Aku memejamkan mata, lalu mengusap wajahku gusar. Masih ada dua artikel yang harus kuselesaikan sebelum jam kantor usai. Begitu jam kantor selesai, aku harus langsung mengejar naik kereta ke rumah murid les pianoku di Kemayoran. Satu jam mengajar, lalu pindah ke rumah murid yang lain di daerah Kwitang. Mengajar satu jam lagi, barulah hariku bisa disebut "selesai". Saat itu terjadi, waktu sudah menunjukkan kira-kira jam sembilan malam. Sudah bagus kalau aku bisa masuk rumahku di kawasan Matraman sekitar setengah jam kemudian. Itu pun belum tentu aku bisa langsung istirahat.

Ponsel di mejaku berdering. Aku menatap nanar sejenak, sebelum tatapanku fokus pada nomor yang tertera di layar. Rumah.

"Halo?" sapaku begitu telepon tersambung.

"Mbak Dita, ini susu sama pampers habis. Ini beberapa keperluan lain juga sudah habis," kata Sus Prapti.

Aku menghela napas. "Ya sudah, Sus tolong WhatsApp-in saja daftarnya ya. Nanti pulang saya mampir ke Pramuka," kataku.

"Iya, Mbak," katanya.

"Ya sudah ya, saya masih mesti..."

"Mbak," Sus Prapti memotong ucapanku, "saya mau ambil cuti hari Sabtu nanti, soalnya suami saya minta saya pulang kampung sebentar. Ada urusan..."

"Aduh, Sus," ganti aku yang memotong ucapannya, "kok baru bilang sekarang. Terus nanti gimana? Ada yang gantiin nggak?"

"Insya Allah ada infal, Mbak. Saya sudah bilang Ibu Darmo, katanya ada yang bisa infal. Insya Allah saya cuma pulang lima hari, Mbak. Saya langsung balik lagi," kata Sus Prapti cepat.

Aku hanya bisa memijat pelipisku. Infal artinya aku harus menyediakan biaya ekstra. Tapi marah berkepanjangan pada Sus Prapti tidak ada gunanya. Dia bisa saja malah sakit hati, dan memutuskan tidak kembali kerja di rumah kami, padahal dia sudah sangat cocok dengan kami.

Aku menghela napas lagi, "Ya sudah, tapi pastikan kamu balik dalam lima hari ya. Artinya hari Rabu sudah harus balik ke sini. Jangan molor di kampung!"

"Ya, Mbak," jawab Sus Prapti riang.

"Lain kali, bilang jauh-jauh hari, biar saya bisa urus cuti atau menyiapkan biaya infalnya," kataku lagi.
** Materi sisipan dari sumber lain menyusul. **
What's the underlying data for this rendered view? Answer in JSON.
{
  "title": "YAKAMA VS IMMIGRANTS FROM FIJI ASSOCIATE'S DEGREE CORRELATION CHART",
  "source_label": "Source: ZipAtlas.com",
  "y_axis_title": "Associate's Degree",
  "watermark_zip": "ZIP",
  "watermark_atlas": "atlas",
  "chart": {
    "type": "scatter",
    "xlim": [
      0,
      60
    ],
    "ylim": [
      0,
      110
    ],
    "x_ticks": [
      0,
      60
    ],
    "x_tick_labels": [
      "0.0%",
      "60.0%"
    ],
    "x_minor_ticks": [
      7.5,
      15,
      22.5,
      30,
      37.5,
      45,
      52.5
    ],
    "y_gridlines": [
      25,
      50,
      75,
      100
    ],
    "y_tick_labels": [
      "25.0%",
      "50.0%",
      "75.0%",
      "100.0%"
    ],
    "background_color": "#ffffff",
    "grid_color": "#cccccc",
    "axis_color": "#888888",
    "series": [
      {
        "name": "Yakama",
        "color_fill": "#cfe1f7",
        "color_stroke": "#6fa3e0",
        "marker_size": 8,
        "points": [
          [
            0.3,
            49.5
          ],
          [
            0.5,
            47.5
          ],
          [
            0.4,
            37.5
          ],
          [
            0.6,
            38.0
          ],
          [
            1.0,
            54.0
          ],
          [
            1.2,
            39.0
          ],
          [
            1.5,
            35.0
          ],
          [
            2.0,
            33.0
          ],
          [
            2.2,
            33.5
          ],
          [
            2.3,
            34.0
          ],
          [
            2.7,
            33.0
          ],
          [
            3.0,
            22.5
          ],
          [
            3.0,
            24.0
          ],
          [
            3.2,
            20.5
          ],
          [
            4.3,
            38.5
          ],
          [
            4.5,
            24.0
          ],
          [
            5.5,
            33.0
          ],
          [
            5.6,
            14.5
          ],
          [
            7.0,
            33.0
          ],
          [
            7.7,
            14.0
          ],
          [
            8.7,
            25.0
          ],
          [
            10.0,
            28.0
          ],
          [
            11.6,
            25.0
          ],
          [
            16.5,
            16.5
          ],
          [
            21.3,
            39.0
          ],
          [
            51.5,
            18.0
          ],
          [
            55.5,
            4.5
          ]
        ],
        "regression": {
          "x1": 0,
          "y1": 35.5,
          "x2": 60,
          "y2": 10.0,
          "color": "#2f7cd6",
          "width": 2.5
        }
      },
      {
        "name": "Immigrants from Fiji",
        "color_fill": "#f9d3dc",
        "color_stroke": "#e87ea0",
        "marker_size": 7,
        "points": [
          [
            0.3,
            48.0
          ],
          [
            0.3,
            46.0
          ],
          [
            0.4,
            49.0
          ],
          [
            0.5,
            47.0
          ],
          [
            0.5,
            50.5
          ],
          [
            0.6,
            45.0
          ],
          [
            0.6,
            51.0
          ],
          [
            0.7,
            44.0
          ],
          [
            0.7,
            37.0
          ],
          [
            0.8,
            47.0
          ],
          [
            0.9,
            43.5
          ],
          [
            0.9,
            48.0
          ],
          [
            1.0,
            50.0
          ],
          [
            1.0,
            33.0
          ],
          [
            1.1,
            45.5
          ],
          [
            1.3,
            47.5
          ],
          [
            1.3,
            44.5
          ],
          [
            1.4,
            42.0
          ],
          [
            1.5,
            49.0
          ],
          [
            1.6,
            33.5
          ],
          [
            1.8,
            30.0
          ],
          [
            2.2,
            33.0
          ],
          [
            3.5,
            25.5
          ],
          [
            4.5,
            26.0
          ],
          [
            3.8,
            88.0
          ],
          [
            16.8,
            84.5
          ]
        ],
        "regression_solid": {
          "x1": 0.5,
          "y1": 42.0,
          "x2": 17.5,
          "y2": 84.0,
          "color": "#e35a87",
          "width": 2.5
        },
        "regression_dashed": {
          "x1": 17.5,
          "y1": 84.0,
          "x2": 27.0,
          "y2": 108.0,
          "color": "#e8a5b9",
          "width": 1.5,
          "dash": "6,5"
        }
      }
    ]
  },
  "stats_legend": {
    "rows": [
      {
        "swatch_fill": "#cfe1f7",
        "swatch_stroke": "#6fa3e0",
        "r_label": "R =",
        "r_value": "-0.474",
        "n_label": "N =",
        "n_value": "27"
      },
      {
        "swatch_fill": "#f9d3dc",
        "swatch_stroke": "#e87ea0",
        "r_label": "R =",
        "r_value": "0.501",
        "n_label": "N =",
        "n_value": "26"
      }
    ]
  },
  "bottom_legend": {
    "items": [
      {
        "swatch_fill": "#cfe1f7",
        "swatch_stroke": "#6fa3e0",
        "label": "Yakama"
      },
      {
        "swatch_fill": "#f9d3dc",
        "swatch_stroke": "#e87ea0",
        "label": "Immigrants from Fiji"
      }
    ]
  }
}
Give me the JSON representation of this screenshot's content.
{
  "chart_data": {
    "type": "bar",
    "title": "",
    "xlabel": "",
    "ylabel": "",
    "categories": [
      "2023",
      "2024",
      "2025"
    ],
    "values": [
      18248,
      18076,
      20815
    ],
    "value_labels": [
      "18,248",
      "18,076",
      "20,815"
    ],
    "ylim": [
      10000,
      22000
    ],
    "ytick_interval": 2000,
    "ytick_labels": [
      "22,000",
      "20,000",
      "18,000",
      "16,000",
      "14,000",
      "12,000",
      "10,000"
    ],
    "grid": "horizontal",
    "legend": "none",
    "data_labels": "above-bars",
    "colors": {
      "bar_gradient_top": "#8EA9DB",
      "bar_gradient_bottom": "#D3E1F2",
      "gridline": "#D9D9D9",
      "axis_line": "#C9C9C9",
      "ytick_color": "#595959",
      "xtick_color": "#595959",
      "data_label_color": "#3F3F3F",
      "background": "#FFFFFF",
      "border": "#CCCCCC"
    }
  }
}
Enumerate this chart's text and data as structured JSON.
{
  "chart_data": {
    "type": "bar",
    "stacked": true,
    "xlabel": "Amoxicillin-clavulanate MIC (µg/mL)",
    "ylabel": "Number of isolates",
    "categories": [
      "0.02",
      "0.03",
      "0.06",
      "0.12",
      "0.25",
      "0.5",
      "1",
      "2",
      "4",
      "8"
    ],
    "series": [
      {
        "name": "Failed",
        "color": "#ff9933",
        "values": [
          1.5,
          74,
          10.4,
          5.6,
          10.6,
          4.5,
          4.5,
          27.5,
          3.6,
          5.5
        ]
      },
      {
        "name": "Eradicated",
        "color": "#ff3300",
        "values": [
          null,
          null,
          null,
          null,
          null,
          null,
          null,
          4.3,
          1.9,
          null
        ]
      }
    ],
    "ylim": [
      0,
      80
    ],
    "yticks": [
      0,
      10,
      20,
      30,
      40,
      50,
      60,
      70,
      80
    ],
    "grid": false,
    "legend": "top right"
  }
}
"Ya, Mbak," jawab Sus Prapti lagi.

"Nanti saya pulang malam, ngajar dulu. Jangan lupa WhatsApp apa saja yang habis," kataku mengingatkan.

***

Di saat-saat seperti ini, aku merindukan Ibu. Ibu sepertinya selalu bisa mengatur segala hal dengan rapi. Bisa dibilang sepanjang masa tumbuh kembang, aku tidak pernah mengalami gejolak yang berarti. Tentu ada riak-riak kecil, jatuh dari sepeda, bertengkar dengan teman, menabrak pagar saat belajar naik sepeda motor. Tapi, semua itu dapat diselesaikan dengan cepat dan mulus, tidak meninggalkan bekas.